SCMP has rejected a claim that politics played a role in its decision to increase the price of an advertisement which called for more scrutiny over Hong Kong police’s handling of the Occupy protests.
A group of Diocesan Boys’ School and Diocesan Girls’ School students planned to place the ad in the South China Morning Post on Saturday, calling for “scrutiny” on “police brutality”, but faced a last-minute price increase – which reportedly jumped from from HK$45,000 to HK$147,000.
The group originally planned to place the ad on HKEJ and SCMP, but decided to switch the ad from SCMP to Ming Pao because of increase.

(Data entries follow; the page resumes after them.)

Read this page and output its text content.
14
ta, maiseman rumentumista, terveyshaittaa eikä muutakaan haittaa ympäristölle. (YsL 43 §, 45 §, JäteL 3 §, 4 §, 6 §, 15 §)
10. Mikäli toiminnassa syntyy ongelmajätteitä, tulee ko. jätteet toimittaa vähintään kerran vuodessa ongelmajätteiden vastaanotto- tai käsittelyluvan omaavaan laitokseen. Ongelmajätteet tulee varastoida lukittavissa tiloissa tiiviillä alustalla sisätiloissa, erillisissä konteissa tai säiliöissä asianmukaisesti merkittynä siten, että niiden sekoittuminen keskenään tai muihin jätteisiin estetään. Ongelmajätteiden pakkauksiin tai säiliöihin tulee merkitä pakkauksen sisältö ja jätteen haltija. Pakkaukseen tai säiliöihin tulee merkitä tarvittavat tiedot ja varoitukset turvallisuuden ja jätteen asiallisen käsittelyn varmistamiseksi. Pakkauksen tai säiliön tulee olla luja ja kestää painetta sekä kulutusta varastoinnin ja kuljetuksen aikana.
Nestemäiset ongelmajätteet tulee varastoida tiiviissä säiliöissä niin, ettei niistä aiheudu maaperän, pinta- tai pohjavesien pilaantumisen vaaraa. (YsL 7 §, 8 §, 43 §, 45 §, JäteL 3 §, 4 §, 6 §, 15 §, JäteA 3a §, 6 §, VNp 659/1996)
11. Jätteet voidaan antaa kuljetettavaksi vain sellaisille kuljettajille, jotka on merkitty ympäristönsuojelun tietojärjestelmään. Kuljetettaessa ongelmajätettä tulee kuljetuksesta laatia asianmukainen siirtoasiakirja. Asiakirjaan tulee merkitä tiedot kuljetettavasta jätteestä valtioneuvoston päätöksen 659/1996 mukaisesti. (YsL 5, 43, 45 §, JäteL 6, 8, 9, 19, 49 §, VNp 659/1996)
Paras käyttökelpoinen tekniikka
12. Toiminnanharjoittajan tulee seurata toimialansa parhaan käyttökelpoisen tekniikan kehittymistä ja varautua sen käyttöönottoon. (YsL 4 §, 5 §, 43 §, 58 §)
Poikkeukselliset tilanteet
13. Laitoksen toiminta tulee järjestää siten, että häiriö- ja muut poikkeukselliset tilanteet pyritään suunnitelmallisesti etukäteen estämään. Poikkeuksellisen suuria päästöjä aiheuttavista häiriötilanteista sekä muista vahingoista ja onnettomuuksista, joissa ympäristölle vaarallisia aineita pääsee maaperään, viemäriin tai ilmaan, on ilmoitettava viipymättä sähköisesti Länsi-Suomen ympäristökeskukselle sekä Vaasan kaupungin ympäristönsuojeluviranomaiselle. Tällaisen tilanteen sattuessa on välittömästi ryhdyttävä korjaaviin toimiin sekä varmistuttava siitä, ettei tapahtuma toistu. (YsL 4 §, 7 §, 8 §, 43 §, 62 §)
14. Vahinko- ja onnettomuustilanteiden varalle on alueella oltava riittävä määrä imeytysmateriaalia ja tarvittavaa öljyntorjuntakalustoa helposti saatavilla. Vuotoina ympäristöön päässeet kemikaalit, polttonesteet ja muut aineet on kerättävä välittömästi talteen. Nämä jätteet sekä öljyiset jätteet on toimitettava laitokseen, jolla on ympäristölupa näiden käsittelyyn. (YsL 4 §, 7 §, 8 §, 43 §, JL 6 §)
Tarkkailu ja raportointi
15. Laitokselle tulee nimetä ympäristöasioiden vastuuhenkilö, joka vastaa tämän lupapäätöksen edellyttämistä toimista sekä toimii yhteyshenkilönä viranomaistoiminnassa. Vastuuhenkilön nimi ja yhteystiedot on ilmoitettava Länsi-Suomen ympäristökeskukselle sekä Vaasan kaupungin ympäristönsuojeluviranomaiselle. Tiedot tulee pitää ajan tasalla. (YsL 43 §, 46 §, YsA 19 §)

One of the initiators, Andrew Chan, took to social media to call for awareness on the issue with a post on Facebook titled: “Shame on South China Morning Post for playing dirty political censorship tricks”.
He wrote that after the alumni group signed the SCMP contract, the publisher raised the price from the agreed HK$45k to HK$147k half an hour before submission deadline.
A South China Morning Post spokesperson confirmed to Marketing that the price issue was regrettable and could have been handled better.
The spokesperson added the ad was initially considered an education-related advertisement, which is cheaper than other general types of advertisement on SCMP.
“This was an internal error and the client was duly informed. The price of the announcement was then adjusted to align with the price of a notice placement, in line with prevailing practice regardless of the content of the advertisement, or the advertiser.”
SCMP stressed that politics was not a factor in the issue.
“It should be noted that the SCMP has been ceaselessly reporting the Occupy Central and Umbrella Movement. Our coverage was cited and referenced by a number of international media.”